John Everett Millais's painting, The Bridesmaid, has been one of my favourites for years. Since I used to live in Cambridge, I was lucky enough to see it hanging in the Fitzwilliam Museum several times (always somehow forgetting it was there until I turned a corner and saw it on the wall). It's a lot smaller than you might imagine. I find it magnetic.

The bridesmaid sits at a table dressed with a white cloth, draped in her own brushed-out auburn hair and gazing out of the picture with faraway hazel eyes. She holds a ring in her fingertips. Looking the painting up tonight, I learned that she's supposed to be practising the ritual of passing wedding cake through a wedding ring nine times, on St Agnes' Eve, to foresee her future husband. I always supposed she was at her dressing table, waiting for her hair to be dressed for the wedding. In any case, it's obvious from her dreaming face that she is imagining her own romantic future.
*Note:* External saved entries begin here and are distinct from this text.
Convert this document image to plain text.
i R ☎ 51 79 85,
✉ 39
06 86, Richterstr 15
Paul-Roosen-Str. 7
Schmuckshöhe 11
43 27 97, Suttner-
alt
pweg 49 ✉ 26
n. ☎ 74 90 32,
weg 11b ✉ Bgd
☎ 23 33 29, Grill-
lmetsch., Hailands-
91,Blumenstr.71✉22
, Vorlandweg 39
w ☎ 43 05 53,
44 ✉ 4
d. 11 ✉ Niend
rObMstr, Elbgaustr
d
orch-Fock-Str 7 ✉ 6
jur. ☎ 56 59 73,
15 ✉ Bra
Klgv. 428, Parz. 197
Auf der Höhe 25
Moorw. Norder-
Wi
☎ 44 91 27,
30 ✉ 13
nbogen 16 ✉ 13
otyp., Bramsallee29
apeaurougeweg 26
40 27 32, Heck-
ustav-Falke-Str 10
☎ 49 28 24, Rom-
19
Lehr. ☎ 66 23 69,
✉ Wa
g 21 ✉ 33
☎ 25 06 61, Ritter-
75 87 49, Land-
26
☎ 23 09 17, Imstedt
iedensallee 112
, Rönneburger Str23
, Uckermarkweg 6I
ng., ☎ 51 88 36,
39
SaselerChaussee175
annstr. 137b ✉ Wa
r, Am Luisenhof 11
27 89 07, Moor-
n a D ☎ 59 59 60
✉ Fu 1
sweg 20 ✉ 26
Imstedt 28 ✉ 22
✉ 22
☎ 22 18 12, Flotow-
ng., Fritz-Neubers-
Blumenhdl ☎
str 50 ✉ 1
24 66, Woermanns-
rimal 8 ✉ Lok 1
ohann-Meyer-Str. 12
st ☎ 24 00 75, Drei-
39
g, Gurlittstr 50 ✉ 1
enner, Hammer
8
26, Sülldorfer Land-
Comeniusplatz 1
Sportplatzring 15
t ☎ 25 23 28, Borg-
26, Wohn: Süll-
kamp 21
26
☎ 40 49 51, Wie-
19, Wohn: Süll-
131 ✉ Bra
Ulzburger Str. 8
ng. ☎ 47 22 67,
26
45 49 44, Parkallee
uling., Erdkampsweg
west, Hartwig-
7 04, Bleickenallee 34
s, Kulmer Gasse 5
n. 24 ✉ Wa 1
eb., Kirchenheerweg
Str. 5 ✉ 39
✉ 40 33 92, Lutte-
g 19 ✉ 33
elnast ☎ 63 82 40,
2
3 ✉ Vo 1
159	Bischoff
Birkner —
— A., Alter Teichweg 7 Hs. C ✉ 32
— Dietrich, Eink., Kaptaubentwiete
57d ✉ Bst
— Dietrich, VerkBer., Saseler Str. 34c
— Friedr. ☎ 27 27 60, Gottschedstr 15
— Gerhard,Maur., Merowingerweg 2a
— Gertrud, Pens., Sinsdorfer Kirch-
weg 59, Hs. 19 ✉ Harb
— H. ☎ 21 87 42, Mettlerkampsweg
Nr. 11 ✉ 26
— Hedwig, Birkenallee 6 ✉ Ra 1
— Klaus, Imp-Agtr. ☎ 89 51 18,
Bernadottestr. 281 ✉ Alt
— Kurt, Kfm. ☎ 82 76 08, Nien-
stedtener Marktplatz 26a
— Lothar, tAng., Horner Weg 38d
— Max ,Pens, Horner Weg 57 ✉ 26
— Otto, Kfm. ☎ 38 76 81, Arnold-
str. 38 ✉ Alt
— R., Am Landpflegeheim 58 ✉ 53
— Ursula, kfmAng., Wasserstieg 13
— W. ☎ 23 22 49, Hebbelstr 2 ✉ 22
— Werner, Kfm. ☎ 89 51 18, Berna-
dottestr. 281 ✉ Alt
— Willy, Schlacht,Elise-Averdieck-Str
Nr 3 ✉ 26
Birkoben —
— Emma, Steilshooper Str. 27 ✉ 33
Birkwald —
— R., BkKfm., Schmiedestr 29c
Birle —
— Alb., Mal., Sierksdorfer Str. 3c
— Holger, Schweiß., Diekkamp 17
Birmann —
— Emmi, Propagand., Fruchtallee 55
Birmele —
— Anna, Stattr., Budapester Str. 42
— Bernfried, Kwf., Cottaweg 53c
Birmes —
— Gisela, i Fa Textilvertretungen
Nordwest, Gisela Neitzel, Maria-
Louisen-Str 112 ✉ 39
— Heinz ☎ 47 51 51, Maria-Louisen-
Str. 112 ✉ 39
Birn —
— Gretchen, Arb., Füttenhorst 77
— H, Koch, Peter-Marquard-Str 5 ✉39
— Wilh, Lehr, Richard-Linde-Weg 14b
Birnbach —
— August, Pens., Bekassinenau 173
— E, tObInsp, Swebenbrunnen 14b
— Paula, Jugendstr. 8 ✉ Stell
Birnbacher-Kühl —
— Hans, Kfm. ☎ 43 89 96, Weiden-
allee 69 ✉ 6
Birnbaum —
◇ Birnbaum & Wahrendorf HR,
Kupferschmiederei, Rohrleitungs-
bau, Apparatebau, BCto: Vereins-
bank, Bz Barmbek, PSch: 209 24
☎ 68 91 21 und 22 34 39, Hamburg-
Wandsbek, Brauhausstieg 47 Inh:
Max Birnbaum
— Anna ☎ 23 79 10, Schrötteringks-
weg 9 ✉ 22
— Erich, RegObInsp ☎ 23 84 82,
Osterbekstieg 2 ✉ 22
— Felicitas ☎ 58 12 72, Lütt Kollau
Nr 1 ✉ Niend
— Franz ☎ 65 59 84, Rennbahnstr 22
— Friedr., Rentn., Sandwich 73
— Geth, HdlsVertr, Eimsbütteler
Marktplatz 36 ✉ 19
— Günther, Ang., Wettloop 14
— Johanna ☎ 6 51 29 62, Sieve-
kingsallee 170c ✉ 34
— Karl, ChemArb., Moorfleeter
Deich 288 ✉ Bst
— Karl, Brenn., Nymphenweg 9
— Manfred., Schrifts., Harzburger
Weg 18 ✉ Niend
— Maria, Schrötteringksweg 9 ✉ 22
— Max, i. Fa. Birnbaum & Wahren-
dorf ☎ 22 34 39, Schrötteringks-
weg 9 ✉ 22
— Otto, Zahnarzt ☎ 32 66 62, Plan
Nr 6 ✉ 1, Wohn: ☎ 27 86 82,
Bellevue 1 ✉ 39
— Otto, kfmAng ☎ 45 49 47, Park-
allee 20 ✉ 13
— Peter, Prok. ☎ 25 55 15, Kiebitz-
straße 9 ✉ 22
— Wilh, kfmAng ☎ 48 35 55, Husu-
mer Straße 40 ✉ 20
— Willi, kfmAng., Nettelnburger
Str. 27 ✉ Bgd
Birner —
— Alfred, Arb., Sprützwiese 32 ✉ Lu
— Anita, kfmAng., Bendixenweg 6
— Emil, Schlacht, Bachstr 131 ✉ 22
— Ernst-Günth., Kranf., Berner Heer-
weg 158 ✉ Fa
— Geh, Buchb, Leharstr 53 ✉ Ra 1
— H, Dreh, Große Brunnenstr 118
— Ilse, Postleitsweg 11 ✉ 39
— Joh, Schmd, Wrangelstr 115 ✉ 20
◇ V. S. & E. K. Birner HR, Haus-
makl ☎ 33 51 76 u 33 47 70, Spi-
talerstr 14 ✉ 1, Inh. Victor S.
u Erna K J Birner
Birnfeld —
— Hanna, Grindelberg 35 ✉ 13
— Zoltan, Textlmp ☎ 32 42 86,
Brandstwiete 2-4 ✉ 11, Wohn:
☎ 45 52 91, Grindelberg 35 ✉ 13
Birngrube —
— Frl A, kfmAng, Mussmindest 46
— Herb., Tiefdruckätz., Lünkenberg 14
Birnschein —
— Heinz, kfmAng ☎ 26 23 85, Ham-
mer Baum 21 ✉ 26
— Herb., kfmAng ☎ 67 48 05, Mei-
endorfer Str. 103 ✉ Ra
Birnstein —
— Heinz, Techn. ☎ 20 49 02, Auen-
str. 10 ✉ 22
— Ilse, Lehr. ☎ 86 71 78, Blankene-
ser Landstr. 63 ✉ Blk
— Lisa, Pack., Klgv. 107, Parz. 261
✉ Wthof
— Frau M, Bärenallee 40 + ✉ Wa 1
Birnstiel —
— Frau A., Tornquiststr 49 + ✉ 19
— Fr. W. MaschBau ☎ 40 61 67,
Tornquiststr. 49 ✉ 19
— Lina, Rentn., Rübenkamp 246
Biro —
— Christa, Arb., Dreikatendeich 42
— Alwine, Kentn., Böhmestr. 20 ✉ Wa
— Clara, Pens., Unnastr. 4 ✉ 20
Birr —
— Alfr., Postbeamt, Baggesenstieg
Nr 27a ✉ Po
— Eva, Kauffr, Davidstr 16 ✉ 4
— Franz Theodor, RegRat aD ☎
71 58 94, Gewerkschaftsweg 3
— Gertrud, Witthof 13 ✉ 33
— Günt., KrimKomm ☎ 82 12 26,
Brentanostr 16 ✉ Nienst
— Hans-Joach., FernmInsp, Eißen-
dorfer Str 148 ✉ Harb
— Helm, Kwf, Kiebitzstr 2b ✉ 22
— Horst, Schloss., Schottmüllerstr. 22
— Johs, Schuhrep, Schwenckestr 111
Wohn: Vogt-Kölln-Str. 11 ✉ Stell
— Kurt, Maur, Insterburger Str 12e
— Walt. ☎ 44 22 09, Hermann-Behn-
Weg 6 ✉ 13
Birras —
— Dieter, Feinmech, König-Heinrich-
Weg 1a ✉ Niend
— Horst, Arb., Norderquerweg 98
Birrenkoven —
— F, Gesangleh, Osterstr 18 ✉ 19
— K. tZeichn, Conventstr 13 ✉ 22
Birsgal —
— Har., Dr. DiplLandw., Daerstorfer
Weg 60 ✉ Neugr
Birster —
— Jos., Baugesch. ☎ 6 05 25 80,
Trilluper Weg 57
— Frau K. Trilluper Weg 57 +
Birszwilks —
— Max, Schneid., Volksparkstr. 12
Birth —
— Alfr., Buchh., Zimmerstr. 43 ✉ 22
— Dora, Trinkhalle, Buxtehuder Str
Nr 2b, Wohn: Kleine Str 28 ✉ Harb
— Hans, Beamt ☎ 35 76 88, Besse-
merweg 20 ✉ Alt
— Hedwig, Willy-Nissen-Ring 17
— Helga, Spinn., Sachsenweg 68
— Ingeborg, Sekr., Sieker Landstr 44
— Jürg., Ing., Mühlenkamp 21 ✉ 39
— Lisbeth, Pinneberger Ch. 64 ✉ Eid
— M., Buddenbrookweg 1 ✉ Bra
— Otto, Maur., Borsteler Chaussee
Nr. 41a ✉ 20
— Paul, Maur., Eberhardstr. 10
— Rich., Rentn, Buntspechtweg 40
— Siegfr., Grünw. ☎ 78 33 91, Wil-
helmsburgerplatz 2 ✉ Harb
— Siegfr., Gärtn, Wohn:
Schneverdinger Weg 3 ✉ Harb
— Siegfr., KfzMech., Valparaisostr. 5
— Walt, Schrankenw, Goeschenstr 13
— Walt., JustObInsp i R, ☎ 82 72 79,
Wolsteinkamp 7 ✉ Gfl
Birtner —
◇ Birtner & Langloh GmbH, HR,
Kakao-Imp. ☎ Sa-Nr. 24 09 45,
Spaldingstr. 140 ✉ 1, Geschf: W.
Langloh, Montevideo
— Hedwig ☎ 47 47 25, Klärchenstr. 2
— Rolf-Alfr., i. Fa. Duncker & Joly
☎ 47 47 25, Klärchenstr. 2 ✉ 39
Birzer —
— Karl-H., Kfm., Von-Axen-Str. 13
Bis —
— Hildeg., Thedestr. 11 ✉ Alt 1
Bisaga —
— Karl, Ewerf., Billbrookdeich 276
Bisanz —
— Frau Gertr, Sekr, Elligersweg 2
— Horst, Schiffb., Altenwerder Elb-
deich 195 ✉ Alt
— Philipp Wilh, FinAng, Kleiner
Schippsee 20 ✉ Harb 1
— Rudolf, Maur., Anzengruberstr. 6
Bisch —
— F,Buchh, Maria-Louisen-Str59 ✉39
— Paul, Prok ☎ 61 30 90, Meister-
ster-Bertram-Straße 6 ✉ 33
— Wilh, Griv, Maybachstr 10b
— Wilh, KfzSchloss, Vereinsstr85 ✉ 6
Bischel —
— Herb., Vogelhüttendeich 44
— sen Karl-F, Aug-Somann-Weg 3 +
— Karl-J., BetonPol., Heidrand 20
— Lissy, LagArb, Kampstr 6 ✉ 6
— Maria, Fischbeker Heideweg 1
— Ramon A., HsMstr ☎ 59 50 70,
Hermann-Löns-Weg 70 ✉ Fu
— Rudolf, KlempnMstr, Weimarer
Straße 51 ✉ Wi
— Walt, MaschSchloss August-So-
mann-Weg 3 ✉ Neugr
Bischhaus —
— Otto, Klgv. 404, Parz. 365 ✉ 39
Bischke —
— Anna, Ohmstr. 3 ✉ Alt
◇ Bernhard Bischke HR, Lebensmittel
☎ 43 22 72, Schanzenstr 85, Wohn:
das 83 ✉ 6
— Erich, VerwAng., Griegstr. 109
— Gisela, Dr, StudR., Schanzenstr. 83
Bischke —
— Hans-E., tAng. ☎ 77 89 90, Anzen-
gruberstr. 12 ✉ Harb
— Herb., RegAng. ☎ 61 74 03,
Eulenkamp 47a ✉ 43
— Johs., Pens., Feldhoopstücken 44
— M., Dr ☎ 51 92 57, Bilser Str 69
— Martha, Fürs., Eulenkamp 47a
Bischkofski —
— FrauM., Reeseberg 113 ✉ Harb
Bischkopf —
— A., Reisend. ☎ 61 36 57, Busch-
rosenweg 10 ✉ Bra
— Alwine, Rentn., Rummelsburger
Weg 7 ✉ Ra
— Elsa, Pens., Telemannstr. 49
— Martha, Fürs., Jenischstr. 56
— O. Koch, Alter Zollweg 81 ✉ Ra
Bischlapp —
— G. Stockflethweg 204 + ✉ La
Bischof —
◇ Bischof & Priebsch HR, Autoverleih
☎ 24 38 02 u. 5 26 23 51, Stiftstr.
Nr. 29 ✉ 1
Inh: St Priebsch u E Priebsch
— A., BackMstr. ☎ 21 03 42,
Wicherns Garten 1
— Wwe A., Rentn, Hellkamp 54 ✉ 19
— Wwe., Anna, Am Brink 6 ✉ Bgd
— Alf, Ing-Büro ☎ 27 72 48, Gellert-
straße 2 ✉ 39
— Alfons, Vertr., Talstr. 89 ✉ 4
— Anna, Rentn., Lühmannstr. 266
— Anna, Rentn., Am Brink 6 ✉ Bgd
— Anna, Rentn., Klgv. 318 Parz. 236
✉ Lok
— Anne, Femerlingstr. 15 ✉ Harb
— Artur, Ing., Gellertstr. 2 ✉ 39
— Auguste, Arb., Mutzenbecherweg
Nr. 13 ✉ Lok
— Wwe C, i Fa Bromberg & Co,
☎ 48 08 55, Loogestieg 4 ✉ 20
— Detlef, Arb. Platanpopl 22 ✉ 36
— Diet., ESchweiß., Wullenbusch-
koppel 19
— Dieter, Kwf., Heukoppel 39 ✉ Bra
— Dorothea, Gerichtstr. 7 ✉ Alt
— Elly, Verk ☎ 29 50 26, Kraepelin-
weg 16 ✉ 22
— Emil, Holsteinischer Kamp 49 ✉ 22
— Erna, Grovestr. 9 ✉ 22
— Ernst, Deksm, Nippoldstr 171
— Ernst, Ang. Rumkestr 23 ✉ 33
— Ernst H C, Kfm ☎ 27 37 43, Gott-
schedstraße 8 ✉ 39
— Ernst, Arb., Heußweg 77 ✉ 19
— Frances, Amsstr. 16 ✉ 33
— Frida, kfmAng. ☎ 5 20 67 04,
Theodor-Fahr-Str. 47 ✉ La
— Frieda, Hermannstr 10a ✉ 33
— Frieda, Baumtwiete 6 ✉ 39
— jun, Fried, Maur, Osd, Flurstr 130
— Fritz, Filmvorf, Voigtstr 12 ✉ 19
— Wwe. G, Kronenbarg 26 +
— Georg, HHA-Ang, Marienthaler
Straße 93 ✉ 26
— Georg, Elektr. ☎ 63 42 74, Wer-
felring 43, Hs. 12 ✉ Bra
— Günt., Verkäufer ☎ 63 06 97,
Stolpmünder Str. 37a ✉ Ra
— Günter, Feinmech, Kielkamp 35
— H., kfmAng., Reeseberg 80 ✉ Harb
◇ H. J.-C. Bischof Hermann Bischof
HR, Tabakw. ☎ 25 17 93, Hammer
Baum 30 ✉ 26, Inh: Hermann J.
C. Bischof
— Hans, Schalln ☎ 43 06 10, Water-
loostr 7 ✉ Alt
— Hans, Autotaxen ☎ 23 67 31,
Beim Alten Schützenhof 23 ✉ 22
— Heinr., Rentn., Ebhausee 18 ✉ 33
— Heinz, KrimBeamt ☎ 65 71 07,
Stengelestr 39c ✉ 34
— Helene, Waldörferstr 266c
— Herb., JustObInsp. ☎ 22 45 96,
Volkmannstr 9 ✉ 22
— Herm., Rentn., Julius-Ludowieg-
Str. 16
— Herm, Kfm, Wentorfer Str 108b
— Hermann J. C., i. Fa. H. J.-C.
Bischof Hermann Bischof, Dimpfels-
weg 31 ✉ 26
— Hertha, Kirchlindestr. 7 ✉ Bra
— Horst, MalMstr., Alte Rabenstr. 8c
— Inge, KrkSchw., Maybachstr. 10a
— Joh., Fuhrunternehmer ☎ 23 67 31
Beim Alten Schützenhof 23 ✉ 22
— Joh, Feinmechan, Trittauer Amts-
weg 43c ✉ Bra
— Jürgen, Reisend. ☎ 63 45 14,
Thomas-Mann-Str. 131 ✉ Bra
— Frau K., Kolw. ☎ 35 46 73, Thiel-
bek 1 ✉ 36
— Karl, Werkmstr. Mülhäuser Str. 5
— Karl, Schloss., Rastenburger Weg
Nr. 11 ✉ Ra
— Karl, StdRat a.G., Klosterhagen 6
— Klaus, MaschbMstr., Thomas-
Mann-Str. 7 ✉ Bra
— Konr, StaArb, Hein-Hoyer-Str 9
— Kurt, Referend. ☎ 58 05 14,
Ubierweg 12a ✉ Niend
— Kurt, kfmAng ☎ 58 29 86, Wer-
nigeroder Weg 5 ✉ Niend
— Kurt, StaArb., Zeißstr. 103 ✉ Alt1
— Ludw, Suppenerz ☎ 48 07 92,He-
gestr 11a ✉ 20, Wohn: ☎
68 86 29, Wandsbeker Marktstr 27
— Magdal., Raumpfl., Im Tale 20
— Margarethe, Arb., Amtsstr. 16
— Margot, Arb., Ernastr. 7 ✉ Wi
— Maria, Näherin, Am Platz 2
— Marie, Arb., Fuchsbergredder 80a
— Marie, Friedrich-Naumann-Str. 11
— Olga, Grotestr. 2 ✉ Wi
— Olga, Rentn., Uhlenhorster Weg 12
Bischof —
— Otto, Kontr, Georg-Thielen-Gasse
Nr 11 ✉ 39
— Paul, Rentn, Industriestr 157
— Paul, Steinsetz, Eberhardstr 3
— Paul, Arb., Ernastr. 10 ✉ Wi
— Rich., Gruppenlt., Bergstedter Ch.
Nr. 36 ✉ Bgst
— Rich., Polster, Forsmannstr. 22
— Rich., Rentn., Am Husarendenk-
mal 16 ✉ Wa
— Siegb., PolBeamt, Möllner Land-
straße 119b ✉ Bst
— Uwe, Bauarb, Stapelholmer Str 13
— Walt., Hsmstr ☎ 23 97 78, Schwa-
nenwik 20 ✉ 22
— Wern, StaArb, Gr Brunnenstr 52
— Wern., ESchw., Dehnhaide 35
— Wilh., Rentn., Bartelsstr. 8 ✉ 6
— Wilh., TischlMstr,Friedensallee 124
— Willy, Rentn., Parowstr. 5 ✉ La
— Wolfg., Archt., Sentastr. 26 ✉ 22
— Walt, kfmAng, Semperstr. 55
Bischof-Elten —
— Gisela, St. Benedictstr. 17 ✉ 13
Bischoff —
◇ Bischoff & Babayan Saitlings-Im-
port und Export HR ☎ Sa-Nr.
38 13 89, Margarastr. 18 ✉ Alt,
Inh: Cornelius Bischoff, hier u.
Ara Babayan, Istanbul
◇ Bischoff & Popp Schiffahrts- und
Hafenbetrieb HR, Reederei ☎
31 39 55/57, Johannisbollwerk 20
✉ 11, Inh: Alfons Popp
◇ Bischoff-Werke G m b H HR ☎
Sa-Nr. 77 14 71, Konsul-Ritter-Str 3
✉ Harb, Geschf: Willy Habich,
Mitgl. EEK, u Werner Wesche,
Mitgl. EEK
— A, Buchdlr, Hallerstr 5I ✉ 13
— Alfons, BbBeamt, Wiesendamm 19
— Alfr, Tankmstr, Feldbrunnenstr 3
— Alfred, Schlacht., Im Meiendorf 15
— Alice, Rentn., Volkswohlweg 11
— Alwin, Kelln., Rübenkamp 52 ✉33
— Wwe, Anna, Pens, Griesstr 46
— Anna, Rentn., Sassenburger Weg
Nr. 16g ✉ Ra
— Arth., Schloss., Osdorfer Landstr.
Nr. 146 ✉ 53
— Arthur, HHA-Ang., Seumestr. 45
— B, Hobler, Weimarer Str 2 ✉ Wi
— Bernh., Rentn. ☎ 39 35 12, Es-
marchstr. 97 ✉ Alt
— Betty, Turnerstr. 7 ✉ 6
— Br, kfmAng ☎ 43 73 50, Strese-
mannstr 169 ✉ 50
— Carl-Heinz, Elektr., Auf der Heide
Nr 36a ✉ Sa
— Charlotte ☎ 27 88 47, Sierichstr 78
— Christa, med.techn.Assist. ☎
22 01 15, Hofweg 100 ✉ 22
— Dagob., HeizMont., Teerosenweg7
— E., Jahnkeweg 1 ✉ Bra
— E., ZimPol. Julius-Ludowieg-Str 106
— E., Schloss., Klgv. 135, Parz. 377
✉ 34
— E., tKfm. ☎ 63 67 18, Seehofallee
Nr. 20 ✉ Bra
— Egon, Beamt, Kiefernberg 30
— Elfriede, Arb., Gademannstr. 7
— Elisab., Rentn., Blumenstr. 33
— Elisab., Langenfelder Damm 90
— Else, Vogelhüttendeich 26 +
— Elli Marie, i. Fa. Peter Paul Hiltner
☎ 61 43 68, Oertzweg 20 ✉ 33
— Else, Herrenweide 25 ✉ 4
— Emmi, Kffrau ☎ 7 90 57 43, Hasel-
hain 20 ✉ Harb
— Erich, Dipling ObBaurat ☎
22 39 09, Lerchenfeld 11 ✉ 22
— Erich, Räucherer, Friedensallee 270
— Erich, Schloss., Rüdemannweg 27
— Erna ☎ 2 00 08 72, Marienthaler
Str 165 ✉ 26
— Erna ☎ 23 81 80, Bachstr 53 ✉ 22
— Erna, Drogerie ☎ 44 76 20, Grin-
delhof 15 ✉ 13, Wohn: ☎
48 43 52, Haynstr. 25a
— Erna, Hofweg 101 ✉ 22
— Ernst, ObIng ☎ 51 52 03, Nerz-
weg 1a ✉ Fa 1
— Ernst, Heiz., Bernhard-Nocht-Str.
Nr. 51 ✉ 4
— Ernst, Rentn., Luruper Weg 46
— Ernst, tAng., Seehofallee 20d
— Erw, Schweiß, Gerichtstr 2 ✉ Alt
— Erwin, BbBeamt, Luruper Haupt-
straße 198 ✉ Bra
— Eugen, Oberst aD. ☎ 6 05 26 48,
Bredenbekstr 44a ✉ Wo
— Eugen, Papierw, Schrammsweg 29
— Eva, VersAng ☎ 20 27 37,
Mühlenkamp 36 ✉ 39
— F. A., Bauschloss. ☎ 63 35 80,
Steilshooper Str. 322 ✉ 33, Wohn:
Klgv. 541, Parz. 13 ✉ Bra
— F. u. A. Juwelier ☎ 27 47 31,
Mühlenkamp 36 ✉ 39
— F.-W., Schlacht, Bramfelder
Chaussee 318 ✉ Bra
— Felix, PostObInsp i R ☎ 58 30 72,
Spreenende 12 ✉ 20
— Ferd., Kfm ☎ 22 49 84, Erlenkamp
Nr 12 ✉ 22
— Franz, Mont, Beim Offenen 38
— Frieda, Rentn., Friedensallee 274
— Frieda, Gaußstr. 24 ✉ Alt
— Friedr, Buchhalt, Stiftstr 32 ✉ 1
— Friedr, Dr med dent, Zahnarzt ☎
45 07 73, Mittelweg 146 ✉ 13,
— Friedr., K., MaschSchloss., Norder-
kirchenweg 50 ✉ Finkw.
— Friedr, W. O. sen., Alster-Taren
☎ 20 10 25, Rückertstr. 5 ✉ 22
The bridesmaid's direct gaze and concentration capture the viewer's attention immediately, but her mind is a long way away from us and would be even if she knew that we are staring back at her. There's a gap between us that tempts me to guess the thoughts that fill it.

This essay at the Tate website, Sugar, Salt and Curdled Milk: Millais and the Synthetic Subject, is worth reading for a discussion of The Bridesmaid's place among Millais's other works. If you get a chance to visit the Fitzwilliam Museum, I would encourage that too.